On the turntable: Jim White, "Drill a Hole in that Substrate and Tell Me What You See."
On the nightable: Franklin Foer, "How Soccer Explains the World"

Sunday, October 09, 2005

Cheat sheet

Here are my own answers to the questions posed Wednesday.

Philosopher: Chuang Tzu, the world's first beatnik

Date: Cleopatra, not very attractive supposedly, but had the sex appeal to turn two generals' togas into tents

Explorer: with Reinhold Messner, a walk around the English countryside

Artist: Akira Kurosawa

Writer: Kurt Gutjahr, my brother and sometime alter-ego

Battle: Ichinotani for the amazing cavalry descent on Suma beach

Discovery: when noise became music

Ruler: Shotoku-taishi

Event: Woodstock

One Day Visit: return to Yonago on Oct. 14th, 2002 and prevent my son's fatal accident

On the turntable: Jerry Garcia Band gig, July 29th& 30th, 1977

Saturday, October 08, 2005

Wake up! It's 50 AD

Spent a good part of this grey day watching "Waking Life" again. I am a big fan of Linklater films, "Slacker" being one of my all time faves, due to its capturing a particular time in my youth. "Waking Life" is like it's heavier cousin. The DVD has this cool feature where we can read as subtitles the ideas and concepts which gave birth to the screenplay. I'd also recommend watching the film itself with its dialogue subtitled, so as to further imprint those ideas on your brain. As I did when I saw it the first time, I only watched in twenty minute increments, to allow myself time to digest. (Years ago I saw a similar film, "Mind Walk" in the theater, and remember wishing I was watching the video so I could do precisely this.) This film feeds your head, which in turn nourishes journals...
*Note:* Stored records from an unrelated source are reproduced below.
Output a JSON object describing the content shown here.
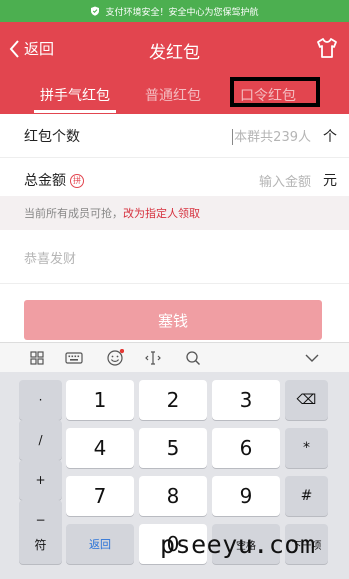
{
  "security_bar": {
    "text": "支付环境安全！安全中心为您保驾护航",
    "color": "#4caf50"
  },
  "header": {
    "back_label": "返回",
    "title": "发红包",
    "shirt_icon": "shirt-icon",
    "background": "#e2454f"
  },
  "tabs": [
    {
      "label": "拼手气红包",
      "active": true
    },
    {
      "label": "普通红包",
      "active": false
    },
    {
      "label": "口令红包",
      "active": false
    }
  ],
  "form": {
    "count_label": "红包个数",
    "count_placeholder": "本群共239人",
    "count_unit": "个",
    "amount_label": "总金额",
    "amount_badge": "拼",
    "amount_placeholder": "输入金额",
    "amount_unit": "元",
    "note_text": "当前所有成员可抢，",
    "note_link": "改为指定人领取",
    "greeting_placeholder": "恭喜发财",
    "send_label": "塞钱"
  },
  "keyboard": {
    "toolbar_icons": [
      "grid-icon",
      "keyboard-icon",
      "emoji-icon",
      "cursor-icon",
      "search-icon",
      "chevron-down-icon"
    ],
    "side_keys": [
      "·",
      "/",
      "+",
      "−"
    ],
    "digits": [
      "1",
      "2",
      "3",
      "4",
      "5",
      "6",
      "7",
      "8",
      "9",
      "0"
    ],
    "right_keys": {
      "delete": "⌫",
      "star": "*",
      "hash": "#",
      "next": "下一项"
    },
    "bottom": {
      "symbols": "符",
      "back": "返回",
      "space": "空格"
    }
  },
  "watermark": "pseeyu.com"
}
On a sadder note, Sarara closed last Friday. This Asian cafe went fully microbiotic 18 months ago, the first restaurant in Yonago to do so. The world needs more places like this, offering cheap healthy food, Vietnamese coffee, and free internet service. Frustratingly, many of this city's better places have closed over the years, due to a fickle public who prefer trends over quality. Sarara was a star on the expat scene and will be sorely missed.
Last night was a special farewell party for special customers. Many of the 'Nog's fun and funky people were in attendance, many of whom I hadn't seen in a while, including Tani-chan, Shogen-san, Simona, Pamela, and Manjinder. The night was an international splash of creative vegan delights, imported wines, and good talk. It was sad to walk out the doors for the final time, but I anticipate that Shiho, Miho, and the gang will move on to do wonderful things with their lives.
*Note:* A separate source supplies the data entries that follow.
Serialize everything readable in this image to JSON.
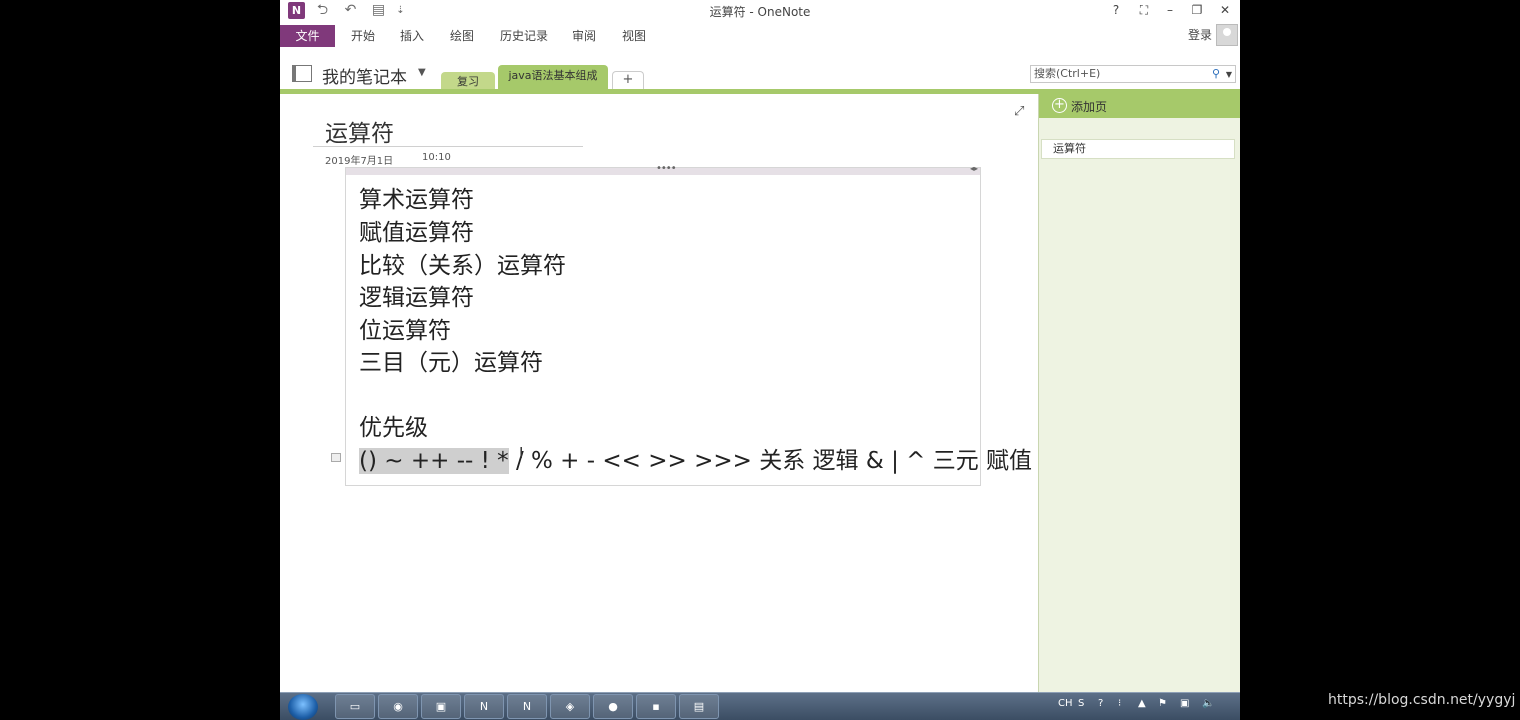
{
  "window": {
    "title": "运算符 - OneNote",
    "app_icon": "onenote-icon",
    "help": "?",
    "minimize": "–",
    "restore": "❐",
    "close": "✕",
    "fullscreen": "⛶"
  },
  "quick_access": {
    "back": "⮌",
    "undo": "↶",
    "dock": "▤",
    "customize": "⇣"
  },
  "ribbon": {
    "tabs": [
      "文件",
      "开始",
      "插入",
      "绘图",
      "历史记录",
      "审阅",
      "视图"
    ],
    "signin": "登录"
  },
  "notebook": {
    "name": "我的笔记本",
    "sections": [
      "复习",
      "java语法基本组成"
    ],
    "add_section": "+"
  },
  "search": {
    "placeholder": "搜索(Ctrl+E)"
  },
  "page": {
    "title": "运算符",
    "date": "2019年7月1日",
    "time": "10:10",
    "lines": [
      "算术运算符",
      "赋值运算符",
      "比较（关系）运算符",
      "逻辑运算符",
      "位运算符",
      "三目（元）运算符",
      "",
      "优先级"
    ],
    "priority_highlighted": "() ~ ++ -- ! *",
    "priority_rest": " / % + - << >> >>> 关系 逻辑 & | ^ 三元 赋值"
  },
  "pages_pane": {
    "add_page": "添加页",
    "pages": [
      "运算符"
    ]
  },
  "taskbar": {
    "tray_lang": "CH"
  },
  "watermark": "https://blog.csdn.net/yygyj",
  "colors": {
    "onenote_purple": "#80397b",
    "section_green": "#a6c96a",
    "highlight_gray": "#cfcfcf"
  }
}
On the turntable: Stereolab, "Cobra and Phases Group Play Voltage in the Milky Night"
On the nightable: Sachio Ito, "The Tomb of the Wild Chysanthemum"

Friday, October 07, 2005

Red red wine (?)

The other day I wrote about coincidence. They often have far-reaching consequences. Wednesday and Thursday, I found myself working at LuonLuon for the first time. Strangely, all four of Miki's employees were simultaneously unavailable. Miki had just come back from the 'Nam, and had loads of new merchandise to prepare. I worked the front, greeting customers with varied renditions of "Irassyaimase!" I had planned a quick trip to Kyoto, but decided to push it back to the weekend. The consequences of that decision will soon play out...
While at the shop Thursday, I recieved a text message from Jenn, saying she was having a birthday get-together at Missile. Ironically, in a conversation I had had an hour before, I found out that Jenn had gone back to Canada for the summer due to health problems. If I hadn't met that other person, I would never have known that Jenn had left, and would've gone to the bar assuming she'd been here all along. The party was small, but I was surprised to see a few JETs from Tottori city who were in town to take advantage of the 'Nog's plethora of escape opportunities, all bound for far reaching places like Hiroshima, Fukuoka, and Seoul. I too, made a quick escape, my attendance brief due to the fact that I showed up already pretty buzzed.
I'd earlier had dinner with Local Legends Tim and Zack. We'd gotten together to watch a DVD copy of "Alice's Restaurant" which I'd bought while in the States. I love 60's movies, with their hip dialog and herky-jerky camera work. The story and music were good, the acting less so. No doubt many of the "actors" seemed to be Arlo Guthrie's friends. (Cronyism exists at all levels.) As I watched the film, I thought how bizarre it must be for Arlo, or Ziggy Marley, or others whose parents were giants and had died while their children were relatively young. Arlo, never really having had the chance to get to know his father, no doubt defines him in legendary terms like the rest of us do.
My thoughts were everywhere that evening, due in part to the "Dago Red" wine we were drinking. It was an Australian Shiraz of unknown vintage. Left for years to age in the kitchen, the 'Nog's extremes of hot and cold had metamorphisized the stuff into something so powerful it caused in me strange hallucinatory thought patterns. This rotgut seemed to affect us all differently, Tim bursting into sudden and frequent Tony Clifton imitations; Zack laughing hysterically on the floor. Every sip (and a sip was about all you could stand) was accompanied by contorted facial expressions and foul language. Yet despite a taste that can only be descibed as white-blind terror, we kept going back for more.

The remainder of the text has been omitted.